I have a Apache Beam/Dataflow pipeline that is writing results to a BigQuery table. I would then like to query this table for a separate portion of the pipeline. However, I can't seem to figure out how to properly set up this pipeline dependency. The new table that I write (and then want to query) is left joined with a separate table for some filtering logic and that is why I actually need to write the table and then run the query. The logic would be as follows:
with beam.Pipeline(options=pipeline_options) as p:
table_data = p | 'CreatTable' >> # ... logic to generate table ...
# Write Table to BQ
table_written = table_data | 'WriteTempTrainDataBQ' >> beam.io.WriteToBigQuery(...)
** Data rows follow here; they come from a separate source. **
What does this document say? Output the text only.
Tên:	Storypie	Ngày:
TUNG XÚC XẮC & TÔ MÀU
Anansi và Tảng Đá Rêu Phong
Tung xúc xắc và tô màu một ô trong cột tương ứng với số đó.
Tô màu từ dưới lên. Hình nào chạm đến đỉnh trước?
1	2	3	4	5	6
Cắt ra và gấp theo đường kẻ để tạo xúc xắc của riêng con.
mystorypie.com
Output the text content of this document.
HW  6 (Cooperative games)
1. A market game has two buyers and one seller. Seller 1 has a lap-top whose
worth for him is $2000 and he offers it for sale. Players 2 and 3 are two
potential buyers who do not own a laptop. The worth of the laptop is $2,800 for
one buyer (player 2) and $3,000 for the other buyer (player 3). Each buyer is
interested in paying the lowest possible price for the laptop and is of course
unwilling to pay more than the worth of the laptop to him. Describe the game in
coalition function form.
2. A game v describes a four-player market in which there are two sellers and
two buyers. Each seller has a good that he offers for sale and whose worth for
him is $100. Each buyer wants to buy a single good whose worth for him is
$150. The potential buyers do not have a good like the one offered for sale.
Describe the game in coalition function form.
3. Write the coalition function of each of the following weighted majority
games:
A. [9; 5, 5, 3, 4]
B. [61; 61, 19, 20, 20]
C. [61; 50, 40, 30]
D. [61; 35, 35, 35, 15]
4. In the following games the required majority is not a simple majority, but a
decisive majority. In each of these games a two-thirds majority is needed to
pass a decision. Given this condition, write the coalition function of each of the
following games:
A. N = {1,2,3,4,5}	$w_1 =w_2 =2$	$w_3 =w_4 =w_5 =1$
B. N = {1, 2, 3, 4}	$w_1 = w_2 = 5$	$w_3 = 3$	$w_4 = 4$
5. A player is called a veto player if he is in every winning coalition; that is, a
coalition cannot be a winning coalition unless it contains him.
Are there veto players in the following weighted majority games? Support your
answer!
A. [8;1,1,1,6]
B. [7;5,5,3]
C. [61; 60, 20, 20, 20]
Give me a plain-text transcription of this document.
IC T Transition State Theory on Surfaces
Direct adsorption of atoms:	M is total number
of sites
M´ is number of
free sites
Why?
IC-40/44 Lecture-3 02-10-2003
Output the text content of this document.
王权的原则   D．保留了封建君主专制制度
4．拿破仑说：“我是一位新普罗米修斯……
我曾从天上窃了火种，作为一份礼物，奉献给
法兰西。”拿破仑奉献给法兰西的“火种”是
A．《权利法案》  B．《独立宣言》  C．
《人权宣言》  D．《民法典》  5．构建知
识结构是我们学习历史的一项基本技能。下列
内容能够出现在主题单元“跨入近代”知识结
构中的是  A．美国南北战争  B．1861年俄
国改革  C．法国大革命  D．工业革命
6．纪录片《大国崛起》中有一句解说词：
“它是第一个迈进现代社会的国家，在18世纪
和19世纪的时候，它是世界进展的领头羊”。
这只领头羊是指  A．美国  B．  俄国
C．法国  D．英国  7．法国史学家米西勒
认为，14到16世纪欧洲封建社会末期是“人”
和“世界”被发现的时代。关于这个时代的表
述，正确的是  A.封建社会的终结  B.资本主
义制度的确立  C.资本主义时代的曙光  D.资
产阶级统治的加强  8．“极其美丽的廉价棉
query_results = table_written | 'QueryNewTable' >> beam.io.Read(beam.io.BigQuerySource(query=query_new_table))
if query_new_table
is actually a query of an already existing BQ table and I change to query_results = p |
instead of table_written
this works properly. However, if I try to query the table that I am writing in the middle of the pipeline then I cannot get the pipeline step to "wait" until that table has actually been generated. Is there any way to do this that I am overlooking?
When I try to make this step sequential, I am getting an assertion error assert isinstance(pbegin, pvalue.PBegin) AssertionError
which I am reading to mean that table_written
is the issue as it is not a valid PCollection instance.
Does anybody know what I would could put in place of table_written to make this actually run sequentially as desired?
The use case "do something after a BigQuery write is complete" is not supported by Beam currently. The only workaround is to run separate pipelines: have your main program be: run the pipeline that writes to BigQuery; wait for the pipeline to finish; run another pipeline that reads from BigQuery.
This is a very frequently requested feature and we're beginning to design this support (more generally, upgrading various IO writes to support sequencing operations after them), but I don't know when we'll be done.